The Thomas Jefferson Memorial is a memorial located in West Potomac Park in Washington, D.C. It is dedicated to Thomas Jefferson, who was the 3rd President of the United States, author of the Declaration of Independence, and one of the Founding Fathers. The memorial consists of a neoclassical portico, domed building, with engravings from Jefferson’s writings on the inside, and a statue of Jefferson. Work on the memorial was completed in 1943 and the statue was added in 1947. The Jefferson Memorial is classified as a U.S. National Memorial and is managed by the National Park Service. Continue reading if you want to know who designed this memorial.
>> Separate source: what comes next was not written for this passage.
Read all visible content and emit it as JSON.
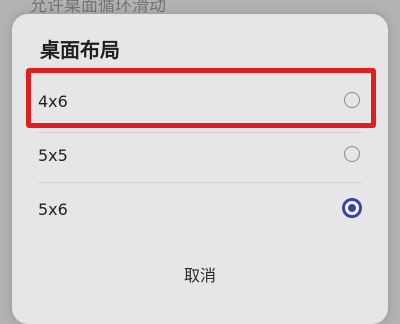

Who designed the Jefferson Memorial?
In 1925 plans were drawn up to build a memorial to Theodore Roosevelt and a design contest was held. The winning design was submitted by the architect John Russell Pope, but the memorial was never built. In 1934 it was decided that a memorial would be built for Thomas Jefferson and John Russell Pope was chosen as the architect in 1935. He created four separate plans for the project, because the site had not yet been chosen. Unfortunately, Pope died in 1937 and did not see the finished memorial or any of the construction. His partners, Daniel P. Higgins and Otto R. Eggers, oversaw the project to completion.

The sculpture of Jefferson was designed by sculptor Rudulph Evans with help from the Japanese engineer Wado Zato. The sculpture was cast by the Roman Bronze Works of New York.